Democrat Jared Polis of Colorado said that under last year’s nonbinding House GOP budget plan, the national debt would have risen by more than $5 trillion over the coming decade anyway. And he pointed out that the new borrowing authority is needed to pay for a $1 trillion-plus omnibus spending bill that many Republicans supported just last month.
“We’re here playing a counter-productive and absurd game,” Polis said.
“Let’s be honest with the American people,” said Democratic Whip Steny Hoyer of Maryland. “We’ve all incurred a debt. We all spent the money. We drove on the roads. We were defended abroad. We invested in health care research. We all incurred these debts.”
Even one GOP veteran said Wednesday’s debate was a futile exercise, given how the August debt pact intentionally stacked the cards in Obama’s favor.

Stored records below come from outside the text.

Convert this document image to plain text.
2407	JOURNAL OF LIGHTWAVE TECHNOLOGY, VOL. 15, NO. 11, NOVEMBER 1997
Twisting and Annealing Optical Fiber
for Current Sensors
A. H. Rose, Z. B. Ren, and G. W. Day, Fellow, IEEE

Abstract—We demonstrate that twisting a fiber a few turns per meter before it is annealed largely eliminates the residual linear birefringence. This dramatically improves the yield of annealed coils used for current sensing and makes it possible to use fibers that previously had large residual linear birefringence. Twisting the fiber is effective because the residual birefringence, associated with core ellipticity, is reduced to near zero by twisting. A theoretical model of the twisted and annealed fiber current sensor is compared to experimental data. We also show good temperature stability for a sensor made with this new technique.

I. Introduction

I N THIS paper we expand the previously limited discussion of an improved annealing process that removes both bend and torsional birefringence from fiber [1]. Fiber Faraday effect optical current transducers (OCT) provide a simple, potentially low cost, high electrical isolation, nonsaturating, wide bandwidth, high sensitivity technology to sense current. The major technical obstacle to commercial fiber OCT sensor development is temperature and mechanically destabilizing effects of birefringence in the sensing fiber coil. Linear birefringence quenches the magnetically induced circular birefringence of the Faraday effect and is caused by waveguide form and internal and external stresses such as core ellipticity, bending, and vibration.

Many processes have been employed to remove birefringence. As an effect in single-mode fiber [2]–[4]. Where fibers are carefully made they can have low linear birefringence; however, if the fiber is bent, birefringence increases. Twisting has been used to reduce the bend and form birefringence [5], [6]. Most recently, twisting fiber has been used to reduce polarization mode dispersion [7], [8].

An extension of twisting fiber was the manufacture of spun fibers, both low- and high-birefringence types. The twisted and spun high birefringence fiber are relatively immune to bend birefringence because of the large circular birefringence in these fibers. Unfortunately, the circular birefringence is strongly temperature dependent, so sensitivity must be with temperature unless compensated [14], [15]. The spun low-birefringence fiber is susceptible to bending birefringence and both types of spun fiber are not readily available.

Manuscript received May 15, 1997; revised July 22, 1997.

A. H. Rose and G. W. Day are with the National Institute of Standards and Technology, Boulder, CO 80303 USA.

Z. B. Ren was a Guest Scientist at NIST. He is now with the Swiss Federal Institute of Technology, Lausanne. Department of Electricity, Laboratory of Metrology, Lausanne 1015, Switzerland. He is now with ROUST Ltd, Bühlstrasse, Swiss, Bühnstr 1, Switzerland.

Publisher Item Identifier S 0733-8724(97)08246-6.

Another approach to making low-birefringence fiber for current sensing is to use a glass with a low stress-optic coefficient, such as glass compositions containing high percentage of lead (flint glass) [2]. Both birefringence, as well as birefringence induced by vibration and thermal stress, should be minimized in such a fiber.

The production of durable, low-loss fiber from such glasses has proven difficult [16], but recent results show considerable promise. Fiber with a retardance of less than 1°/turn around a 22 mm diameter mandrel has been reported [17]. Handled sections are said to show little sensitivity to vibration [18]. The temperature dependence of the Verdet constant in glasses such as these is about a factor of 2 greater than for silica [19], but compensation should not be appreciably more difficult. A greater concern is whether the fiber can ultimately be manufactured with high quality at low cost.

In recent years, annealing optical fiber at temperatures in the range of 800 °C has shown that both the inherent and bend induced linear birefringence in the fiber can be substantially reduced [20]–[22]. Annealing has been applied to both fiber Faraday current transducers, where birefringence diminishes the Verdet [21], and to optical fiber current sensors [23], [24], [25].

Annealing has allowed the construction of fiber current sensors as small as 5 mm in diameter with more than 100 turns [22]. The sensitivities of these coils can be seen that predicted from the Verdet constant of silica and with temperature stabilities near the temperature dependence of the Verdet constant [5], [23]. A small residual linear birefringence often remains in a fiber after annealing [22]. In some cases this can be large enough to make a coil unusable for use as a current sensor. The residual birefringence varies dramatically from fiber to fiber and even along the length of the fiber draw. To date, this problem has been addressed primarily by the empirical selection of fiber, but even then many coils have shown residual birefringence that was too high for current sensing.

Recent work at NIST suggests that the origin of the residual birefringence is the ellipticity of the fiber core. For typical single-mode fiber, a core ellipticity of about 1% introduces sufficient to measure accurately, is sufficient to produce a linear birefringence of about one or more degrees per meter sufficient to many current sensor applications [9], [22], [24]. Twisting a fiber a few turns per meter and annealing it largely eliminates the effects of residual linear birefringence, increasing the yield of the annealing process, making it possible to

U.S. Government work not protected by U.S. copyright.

“We have, in effect, given the president of the United States the ability to raise the debt ceiling without us … having any control whatsoever,” said veteran Rep. Dan Burton, R-Ind. “We gave the president carte blanche and it’s dead wrong.”
Conservative groups weren’t joining in the GOP pep rally. The Club for Growth, which raises campaign cash for free-market conservative candidates, issued a half-dozen “Debt Hypocrisy Alerts” blasting lawmakers like Jim Renacci, R-Ohio, Tom Rooney, R-Fla., and Tom Reed, R-N.Y., for touting their support for Wednesday’s measure after voting to increase the debt limit last summer.
Democrats went through the motions as well, arguing against a measure that they know isn’t going anywhere.
“They’re playing with fire and that’s reckless. They know that others will put out the fire. And we’ll vote, many of us, to do that today, and if we don’t succeed, the Senate will do so,” said Rep. Sander Levin, D-Mich. “This, I think, is worse than a charade because it really assumes that the agenda of this congress should essentially be a kind of a plaything.”
The House passed a similar resolution in September after Obama used his authority to raise the debt cap by $500 billion.
Last year’s debt agreement permits a total debt limit increase of $2.1 trillion in exchange for an equivalent amount in spending cuts, which would be spread out over the coming decade. The first $900 billion comes from caps on the day-to-day operations of federal agencies.